Teri Moren: Our expectations are really simple. It’s going to sound pretty cliché, but we’re just going to try to get better every day. This is a new staff, and we’re trying to implement some different things. Our emphasis has been on the defensive end. The only thing we can ask from our players is that they come with energy and great effort, and if they do those two things and they’re coachable, we know we’re going to make progress. We want to feel really good about each practice and know that we got better at the end of the day.
TMD: You come from Indiana State, a little bit of a smaller school. What’s the biggest challenge for you in the transition?
TM: I’ve been at Division II schools, I’ve been in the (Atlantic Coast Conference), and as you mentioned, the (Missouri) Valley, all really good stops. The game’s not taught any different, it’s just the magnitude of the Big Ten and being at a school like Indiana and wanting to build a tradition. Nobody’s going to put more pressure on themselves than I will, but I’ve always been like that at any of my stops. Indiana’s a special place for a lot of reasons, but there’s no reason why Indiana women’s basketball can’t have the tradition that our men’s team has.
TMD: You come in after the sudden resignation of Curt Miller. How do you win over the team right away?
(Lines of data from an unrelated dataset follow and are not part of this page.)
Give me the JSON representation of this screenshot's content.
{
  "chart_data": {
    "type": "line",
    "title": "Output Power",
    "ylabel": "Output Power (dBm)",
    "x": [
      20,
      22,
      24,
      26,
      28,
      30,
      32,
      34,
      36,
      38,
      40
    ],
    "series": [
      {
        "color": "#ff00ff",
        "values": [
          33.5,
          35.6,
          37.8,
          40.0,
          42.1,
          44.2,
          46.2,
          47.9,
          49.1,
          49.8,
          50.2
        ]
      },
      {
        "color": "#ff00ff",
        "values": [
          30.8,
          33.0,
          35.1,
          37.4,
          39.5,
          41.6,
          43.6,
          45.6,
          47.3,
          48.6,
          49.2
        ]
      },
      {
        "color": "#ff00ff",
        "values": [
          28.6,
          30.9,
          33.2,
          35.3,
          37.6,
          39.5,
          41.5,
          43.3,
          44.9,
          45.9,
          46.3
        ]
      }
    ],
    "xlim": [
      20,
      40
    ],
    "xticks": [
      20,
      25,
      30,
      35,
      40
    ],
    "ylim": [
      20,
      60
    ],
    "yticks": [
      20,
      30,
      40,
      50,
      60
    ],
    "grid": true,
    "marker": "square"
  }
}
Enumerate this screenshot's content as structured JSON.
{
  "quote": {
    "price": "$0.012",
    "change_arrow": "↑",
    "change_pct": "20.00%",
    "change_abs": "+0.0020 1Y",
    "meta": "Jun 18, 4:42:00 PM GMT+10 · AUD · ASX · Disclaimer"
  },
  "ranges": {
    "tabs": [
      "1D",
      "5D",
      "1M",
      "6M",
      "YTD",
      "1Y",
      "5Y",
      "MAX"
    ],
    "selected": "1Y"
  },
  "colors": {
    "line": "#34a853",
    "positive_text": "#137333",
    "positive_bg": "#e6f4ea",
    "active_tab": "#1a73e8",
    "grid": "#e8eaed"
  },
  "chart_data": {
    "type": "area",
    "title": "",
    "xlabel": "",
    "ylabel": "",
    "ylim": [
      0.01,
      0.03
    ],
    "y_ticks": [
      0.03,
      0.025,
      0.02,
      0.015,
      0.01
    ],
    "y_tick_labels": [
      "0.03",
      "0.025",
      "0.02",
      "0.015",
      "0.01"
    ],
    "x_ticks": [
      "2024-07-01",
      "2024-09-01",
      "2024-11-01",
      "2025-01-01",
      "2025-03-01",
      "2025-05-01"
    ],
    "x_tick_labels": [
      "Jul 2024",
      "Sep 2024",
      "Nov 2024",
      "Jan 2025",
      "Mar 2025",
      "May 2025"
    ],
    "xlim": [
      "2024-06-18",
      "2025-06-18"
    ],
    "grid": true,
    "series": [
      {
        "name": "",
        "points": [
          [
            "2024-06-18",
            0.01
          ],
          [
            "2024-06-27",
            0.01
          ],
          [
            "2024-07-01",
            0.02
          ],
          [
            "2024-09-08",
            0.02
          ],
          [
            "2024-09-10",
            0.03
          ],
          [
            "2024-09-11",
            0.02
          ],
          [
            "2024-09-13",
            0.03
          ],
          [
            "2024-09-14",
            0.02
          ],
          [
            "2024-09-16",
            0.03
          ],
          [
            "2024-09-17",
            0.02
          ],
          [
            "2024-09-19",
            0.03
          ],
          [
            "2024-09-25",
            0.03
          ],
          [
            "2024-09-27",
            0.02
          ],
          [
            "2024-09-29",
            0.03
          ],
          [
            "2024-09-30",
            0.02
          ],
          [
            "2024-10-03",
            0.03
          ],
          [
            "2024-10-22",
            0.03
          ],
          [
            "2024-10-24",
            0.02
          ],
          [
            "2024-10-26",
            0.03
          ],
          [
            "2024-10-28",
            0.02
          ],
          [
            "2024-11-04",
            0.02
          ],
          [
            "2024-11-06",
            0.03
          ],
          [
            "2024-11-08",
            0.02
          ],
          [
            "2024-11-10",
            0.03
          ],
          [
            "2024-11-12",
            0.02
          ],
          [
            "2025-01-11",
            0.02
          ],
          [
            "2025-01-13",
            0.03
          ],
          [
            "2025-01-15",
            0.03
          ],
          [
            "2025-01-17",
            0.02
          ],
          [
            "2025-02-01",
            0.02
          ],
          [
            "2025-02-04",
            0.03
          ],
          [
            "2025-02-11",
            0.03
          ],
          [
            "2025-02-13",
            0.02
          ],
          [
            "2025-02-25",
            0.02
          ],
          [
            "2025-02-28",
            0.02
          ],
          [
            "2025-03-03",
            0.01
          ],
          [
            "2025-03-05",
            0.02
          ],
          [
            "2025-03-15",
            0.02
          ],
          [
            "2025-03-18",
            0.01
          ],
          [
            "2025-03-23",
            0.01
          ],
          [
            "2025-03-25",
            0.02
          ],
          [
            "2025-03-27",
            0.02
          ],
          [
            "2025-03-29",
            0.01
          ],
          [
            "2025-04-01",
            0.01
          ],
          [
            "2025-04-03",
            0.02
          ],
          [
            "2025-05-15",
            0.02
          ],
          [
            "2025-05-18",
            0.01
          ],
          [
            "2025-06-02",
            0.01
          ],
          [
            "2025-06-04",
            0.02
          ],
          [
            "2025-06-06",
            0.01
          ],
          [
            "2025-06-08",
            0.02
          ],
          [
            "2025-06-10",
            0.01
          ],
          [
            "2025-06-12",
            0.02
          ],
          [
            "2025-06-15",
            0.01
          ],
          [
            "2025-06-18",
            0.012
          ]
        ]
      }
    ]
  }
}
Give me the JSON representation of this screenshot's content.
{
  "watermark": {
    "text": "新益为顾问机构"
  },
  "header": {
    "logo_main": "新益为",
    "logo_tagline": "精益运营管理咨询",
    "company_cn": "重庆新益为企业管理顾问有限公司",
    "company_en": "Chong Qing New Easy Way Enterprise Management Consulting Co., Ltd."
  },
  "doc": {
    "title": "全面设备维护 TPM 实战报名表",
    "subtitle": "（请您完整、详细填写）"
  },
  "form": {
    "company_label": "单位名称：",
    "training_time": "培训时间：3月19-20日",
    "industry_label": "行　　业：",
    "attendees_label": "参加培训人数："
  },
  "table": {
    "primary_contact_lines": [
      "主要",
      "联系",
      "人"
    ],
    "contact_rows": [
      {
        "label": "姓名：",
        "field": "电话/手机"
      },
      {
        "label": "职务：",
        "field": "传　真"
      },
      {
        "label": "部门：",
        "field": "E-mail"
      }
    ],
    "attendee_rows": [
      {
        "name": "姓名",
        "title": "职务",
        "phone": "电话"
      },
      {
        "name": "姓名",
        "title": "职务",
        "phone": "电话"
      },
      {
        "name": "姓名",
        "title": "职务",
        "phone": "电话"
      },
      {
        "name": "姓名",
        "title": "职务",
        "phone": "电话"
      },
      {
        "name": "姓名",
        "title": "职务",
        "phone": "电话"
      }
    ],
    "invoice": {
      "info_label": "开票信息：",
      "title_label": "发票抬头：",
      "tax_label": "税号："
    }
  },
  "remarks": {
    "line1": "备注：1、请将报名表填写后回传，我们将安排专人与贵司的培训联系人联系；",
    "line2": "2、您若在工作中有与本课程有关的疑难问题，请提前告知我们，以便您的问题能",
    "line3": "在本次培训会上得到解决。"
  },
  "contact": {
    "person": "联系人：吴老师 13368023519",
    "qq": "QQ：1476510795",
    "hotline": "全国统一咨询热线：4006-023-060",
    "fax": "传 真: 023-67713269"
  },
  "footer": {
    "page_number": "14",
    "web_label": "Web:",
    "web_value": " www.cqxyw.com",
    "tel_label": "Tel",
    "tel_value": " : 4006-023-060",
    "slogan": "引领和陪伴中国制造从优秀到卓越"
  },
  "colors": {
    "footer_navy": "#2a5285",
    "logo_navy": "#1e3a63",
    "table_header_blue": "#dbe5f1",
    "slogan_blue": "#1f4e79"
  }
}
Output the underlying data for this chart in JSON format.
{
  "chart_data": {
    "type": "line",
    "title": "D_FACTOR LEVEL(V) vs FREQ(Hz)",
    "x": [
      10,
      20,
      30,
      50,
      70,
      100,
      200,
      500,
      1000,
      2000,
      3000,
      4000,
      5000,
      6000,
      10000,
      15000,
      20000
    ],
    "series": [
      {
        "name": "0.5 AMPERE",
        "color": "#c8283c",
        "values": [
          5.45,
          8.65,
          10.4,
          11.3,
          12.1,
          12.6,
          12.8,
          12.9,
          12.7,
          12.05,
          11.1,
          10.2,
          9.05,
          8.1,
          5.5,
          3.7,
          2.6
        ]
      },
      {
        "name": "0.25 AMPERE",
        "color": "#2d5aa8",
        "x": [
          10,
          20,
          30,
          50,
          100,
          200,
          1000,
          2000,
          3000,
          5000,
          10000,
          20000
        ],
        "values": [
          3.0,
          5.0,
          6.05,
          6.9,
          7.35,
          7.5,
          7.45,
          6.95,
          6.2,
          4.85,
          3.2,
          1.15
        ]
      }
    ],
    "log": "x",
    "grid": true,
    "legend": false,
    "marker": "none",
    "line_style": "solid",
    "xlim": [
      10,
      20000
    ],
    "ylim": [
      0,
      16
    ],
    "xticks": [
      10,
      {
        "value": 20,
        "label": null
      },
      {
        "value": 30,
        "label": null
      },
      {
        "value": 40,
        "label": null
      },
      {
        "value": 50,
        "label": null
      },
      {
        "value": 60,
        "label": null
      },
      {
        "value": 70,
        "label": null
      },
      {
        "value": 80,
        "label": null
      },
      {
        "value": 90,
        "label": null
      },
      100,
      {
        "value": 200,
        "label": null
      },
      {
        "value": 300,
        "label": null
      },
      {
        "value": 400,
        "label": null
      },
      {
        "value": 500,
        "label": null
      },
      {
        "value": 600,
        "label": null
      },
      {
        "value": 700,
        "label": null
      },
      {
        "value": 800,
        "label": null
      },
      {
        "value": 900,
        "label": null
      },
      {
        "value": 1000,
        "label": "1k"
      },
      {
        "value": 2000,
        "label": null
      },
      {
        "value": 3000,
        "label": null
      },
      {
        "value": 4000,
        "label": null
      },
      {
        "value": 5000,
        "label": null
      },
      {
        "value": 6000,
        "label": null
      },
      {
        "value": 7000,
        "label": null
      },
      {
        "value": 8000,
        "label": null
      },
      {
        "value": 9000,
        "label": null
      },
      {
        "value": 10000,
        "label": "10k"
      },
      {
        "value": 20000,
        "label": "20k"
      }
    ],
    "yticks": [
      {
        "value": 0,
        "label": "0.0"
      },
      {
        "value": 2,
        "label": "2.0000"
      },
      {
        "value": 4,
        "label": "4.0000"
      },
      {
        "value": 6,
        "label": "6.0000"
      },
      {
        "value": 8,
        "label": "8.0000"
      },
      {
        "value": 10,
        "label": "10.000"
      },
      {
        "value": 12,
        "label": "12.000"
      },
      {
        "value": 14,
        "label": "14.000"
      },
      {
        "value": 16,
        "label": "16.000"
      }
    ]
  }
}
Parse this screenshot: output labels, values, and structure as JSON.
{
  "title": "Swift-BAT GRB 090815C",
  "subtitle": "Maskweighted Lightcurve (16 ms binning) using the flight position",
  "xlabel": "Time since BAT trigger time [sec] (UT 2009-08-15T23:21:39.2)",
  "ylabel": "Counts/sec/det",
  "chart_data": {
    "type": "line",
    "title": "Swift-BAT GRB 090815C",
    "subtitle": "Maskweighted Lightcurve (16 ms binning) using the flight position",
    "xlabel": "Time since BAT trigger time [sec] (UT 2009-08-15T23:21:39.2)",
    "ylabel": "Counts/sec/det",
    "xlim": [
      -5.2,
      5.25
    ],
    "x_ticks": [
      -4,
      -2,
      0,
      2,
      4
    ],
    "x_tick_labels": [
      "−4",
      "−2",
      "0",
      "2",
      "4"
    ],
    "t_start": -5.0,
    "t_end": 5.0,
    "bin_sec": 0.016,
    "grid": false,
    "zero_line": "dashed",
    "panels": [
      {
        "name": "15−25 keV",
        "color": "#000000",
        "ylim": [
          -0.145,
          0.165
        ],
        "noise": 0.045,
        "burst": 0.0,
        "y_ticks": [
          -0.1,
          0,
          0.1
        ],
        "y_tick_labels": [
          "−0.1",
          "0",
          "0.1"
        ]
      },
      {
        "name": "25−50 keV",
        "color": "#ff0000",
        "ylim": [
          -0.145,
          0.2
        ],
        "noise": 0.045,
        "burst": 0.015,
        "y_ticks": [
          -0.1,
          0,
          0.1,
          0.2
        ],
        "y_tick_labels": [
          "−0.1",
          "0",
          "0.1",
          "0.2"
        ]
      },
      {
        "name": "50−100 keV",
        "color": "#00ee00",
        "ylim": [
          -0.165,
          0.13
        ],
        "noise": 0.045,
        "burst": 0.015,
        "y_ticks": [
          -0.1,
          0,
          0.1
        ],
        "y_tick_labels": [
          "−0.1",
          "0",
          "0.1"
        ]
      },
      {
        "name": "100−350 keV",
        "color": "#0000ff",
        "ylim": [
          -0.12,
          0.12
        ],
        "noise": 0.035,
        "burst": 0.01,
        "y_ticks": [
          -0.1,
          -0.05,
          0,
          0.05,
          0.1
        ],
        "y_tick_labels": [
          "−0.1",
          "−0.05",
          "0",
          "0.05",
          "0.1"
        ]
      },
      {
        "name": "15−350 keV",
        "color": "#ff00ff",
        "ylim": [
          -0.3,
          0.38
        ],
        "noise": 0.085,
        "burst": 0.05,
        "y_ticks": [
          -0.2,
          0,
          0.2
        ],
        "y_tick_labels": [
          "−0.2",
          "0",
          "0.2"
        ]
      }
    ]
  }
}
TM: The relationship part of it is so important. I’m a relationship coach. I think John Wooden always said, “Your players don’t care how much you know, until they know how much you care,” and I’ve used that forever, and I think it’s important in this day and age that our players understand how much I care about them, and that I care about every aspect of their lives.
I want to help them succeed in the classroom, succeed as people, succeed as basketball players, and be successful later in life. I’ve asked the players to come into the office. I’ve had to play catch-up with them, so it was really important that I get a lot of face time with them. But I’ll tell you this: I think the players wanted to build that relationship, as much as I wanted to build the relationship with them, so it was really a two-way street. We both had to make the effort, for the players to come in the office and be around us, go to football games, sit with us, have dinners. All of it has been instrumental in playing catch-up with this group and building that trust, and this group has been really open to that.
TMD: With Rutgers and Maryland coming into the Big Ten, it’s going to be a strong conference, and you’re a new coach to the conference. What’s your outlook on the Big Ten this season?
TM: I think the Big Ten is different. Again, I got to spend about three years in the ACC, so I know a little bit about Maryland, and one of the things about the ACC is the pace is faster because of the athleticism. To me, the Big Ten has always been a low-post, grind-it-out, very physical conference. Maybe not as athletic, although I think there are more teams that have more athletes than they’ve ever had. Maryland and Rutgers have just made it more difficult, and that’s a good thing. We’re all competitors at the end of the day, and I’m just trying to get our group to be productive and buy into what I’m trying to do to be competitive and give us a chance to win every night. But I don’t think there’s anybody in this room that isn’t competitive and doesn’t want to win a Big Ten championship and get to the NCAA Tournament. We’re not any different than that.